Pakistani shepherdess and a dedicated midwife have been recognized among the BBC's 100 inspiring and influential women for 2023.
This year's list not only recognizes individual accomplishments but also emphasises the collective efforts of women working tirelessly to address climate change and its far-reaching impacts.
Afroze-Numa: Shepherdess defying tradition
Afroze-Numa, hailing from the remote Shimshal valley, stands out as one of the last Wakhi shepherdesses.
For nearly three decades, she has tended to goats, yaks, and sheep, preserving a centuries-old tradition that is slowly fading in the mountainous regions of Pakistan.
Notably, Afroze-Numa, who was the first woman in Shimshal Valley to own a pair of shoes, takes her flocks to pastures at an astonishing 4,800 meters (16,000 feet) above sea level, continuing the legacy passed down by her mother and grandmothers.

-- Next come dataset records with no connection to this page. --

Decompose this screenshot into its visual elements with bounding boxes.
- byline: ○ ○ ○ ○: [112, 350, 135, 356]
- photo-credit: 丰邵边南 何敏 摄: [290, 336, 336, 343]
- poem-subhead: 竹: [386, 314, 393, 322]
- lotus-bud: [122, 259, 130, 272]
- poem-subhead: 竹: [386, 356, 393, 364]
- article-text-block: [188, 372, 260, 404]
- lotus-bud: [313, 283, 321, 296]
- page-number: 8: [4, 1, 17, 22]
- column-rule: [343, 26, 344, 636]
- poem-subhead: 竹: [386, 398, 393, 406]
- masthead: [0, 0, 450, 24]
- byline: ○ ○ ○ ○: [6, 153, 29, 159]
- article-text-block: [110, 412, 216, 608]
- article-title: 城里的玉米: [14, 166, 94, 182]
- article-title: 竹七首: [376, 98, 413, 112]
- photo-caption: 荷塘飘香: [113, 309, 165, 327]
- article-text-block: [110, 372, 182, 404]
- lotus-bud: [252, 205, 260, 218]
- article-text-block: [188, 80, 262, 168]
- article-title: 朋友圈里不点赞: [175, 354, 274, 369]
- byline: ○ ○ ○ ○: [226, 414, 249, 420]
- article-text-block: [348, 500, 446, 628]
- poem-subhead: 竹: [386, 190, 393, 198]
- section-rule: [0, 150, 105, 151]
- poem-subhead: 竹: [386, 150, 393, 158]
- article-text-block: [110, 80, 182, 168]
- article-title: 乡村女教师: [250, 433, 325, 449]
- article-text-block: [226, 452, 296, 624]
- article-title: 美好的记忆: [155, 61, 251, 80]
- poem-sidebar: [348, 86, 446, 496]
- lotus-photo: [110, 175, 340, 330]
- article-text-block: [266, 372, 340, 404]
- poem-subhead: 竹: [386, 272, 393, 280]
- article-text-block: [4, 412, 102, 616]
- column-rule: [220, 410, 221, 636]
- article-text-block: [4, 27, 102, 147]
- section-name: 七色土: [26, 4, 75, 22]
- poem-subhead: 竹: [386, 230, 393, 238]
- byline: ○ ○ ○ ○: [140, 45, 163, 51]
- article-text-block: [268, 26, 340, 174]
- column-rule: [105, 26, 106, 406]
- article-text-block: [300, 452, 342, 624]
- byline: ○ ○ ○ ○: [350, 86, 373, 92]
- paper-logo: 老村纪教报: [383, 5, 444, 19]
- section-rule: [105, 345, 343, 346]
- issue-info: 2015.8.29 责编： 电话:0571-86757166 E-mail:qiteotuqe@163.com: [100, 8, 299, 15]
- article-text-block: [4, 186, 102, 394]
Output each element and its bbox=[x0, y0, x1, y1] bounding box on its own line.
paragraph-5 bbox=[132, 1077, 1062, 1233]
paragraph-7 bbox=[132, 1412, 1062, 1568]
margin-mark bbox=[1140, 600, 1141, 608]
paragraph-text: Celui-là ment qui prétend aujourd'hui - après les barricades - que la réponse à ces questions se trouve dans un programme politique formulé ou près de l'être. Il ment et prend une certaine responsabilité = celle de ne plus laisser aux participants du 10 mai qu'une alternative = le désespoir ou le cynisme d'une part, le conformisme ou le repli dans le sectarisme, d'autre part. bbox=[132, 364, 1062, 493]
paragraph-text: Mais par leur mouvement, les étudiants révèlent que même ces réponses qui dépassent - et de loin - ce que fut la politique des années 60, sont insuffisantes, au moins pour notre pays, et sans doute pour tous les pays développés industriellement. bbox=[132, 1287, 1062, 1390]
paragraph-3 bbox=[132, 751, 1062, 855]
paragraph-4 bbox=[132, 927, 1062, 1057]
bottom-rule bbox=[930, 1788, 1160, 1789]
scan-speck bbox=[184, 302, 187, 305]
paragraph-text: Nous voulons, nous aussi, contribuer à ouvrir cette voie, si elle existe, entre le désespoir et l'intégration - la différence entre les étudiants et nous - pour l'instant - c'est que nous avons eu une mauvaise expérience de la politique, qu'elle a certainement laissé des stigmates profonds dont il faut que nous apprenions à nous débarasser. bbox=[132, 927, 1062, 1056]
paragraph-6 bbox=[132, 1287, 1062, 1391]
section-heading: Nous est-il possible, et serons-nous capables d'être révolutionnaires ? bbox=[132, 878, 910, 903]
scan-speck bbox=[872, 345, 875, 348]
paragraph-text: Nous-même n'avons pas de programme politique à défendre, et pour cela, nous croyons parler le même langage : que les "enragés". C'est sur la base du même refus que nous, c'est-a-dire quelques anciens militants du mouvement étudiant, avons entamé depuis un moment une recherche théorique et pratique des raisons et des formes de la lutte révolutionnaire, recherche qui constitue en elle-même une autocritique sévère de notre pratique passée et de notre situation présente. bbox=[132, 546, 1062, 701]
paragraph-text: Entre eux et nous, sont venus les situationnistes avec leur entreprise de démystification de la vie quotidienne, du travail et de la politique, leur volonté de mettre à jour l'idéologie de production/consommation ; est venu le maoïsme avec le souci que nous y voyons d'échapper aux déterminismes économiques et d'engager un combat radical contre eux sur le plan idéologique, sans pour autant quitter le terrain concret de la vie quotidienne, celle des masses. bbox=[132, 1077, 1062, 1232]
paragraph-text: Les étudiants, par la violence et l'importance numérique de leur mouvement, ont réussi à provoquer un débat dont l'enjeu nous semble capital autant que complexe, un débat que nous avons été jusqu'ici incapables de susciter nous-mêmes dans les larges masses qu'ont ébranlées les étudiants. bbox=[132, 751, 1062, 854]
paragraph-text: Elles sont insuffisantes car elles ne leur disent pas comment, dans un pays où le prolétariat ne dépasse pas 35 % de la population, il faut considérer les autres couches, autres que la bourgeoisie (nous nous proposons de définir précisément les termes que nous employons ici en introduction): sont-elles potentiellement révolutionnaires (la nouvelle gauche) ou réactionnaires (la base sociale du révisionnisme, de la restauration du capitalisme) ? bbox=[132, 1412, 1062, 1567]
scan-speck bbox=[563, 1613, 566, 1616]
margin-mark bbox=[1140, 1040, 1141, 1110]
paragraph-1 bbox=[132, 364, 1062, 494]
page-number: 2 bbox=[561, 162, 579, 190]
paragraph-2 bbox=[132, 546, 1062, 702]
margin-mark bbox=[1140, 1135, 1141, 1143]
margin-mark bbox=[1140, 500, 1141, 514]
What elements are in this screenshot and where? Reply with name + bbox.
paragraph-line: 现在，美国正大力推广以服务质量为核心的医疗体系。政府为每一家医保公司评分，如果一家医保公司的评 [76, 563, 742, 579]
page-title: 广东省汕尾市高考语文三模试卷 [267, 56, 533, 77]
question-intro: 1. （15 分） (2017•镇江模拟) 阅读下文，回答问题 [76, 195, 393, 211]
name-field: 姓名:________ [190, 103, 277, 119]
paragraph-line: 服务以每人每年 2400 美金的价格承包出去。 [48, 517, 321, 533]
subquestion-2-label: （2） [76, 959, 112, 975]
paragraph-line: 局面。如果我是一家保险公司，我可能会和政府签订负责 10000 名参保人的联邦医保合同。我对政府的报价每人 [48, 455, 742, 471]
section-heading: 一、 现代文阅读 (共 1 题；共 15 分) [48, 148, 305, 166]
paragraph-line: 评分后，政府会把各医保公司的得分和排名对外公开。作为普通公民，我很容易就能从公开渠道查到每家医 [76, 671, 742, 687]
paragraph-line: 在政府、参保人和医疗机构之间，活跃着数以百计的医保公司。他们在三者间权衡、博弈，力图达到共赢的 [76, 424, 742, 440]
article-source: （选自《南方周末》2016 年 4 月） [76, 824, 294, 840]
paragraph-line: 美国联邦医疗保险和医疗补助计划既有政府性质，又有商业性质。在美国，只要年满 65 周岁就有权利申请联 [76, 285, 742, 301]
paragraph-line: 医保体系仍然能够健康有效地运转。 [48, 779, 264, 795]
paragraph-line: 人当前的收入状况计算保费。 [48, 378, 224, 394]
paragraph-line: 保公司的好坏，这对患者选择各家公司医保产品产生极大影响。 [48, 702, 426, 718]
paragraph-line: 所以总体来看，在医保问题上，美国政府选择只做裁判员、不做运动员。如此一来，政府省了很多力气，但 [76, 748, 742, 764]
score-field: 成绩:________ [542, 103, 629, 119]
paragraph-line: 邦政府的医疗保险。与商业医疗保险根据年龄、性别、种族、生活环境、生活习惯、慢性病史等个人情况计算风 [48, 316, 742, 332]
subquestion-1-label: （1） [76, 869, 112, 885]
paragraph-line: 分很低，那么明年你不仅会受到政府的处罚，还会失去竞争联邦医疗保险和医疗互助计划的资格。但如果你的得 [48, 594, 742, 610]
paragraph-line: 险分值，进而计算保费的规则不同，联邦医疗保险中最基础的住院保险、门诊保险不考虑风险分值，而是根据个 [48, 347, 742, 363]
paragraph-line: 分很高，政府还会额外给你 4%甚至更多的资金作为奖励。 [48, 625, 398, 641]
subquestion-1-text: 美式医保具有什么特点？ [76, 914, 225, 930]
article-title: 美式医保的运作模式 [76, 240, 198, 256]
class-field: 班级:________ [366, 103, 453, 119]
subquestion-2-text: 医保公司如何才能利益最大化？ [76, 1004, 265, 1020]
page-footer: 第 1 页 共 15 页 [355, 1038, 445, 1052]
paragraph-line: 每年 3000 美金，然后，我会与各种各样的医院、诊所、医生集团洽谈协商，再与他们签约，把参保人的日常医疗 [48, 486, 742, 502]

Neha Mankani: Midwife's compassion amidst crisis
The second Pakistani woman earning a spot on the prestigious list is Neha Mankani, a compassionate midwife whose efforts during last year's record-breaking floods have not gone unnoticed.
Through her charity, Mama Baby Fund, Mankani provided life-saving birthing kits and midwifery care to more than 15,000 families affected by the deluge.
Her focus on low-resourced settings, emergency response, and climate-affected communities has been a beacon of hope for those in dire need.
Mama baby fund
Mama Baby Fund, founded by Mankani, has not only been a lifeline for mothers in distress but has also raised sufficient funds to launch a groundbreaking initiative.
A boat ambulance, the first of its kind, will now transport pregnant women living in coastal communities to nearby hospitals and clinics for urgent treatment.
This innovative approach underscores the organization's commitment to addressing the unique challenges faced by communities affected by climate-related disasters.
Midwives as first responders
Speaking about the crucial role of midwives in the face of climate-related disasters, Mankani emphasized, "We are both first responders and climate activists, who make sure women can continue to receive the reproductive, pregnancy, and postpartum care they need, even when the situation around them is deteriorating."
This acknowledgment highlights the vital intersection between women's health and climate resilience.
Among the 100 women celebrated globally, Afroze-Numa and Neha Mankani share the spotlight with renowned figures such as Michelle Obama, Amal Clooney, Aitana Bonmatí, Timnit Gebru, Gloria Steinem, America Ferrera, and Huda Kattan.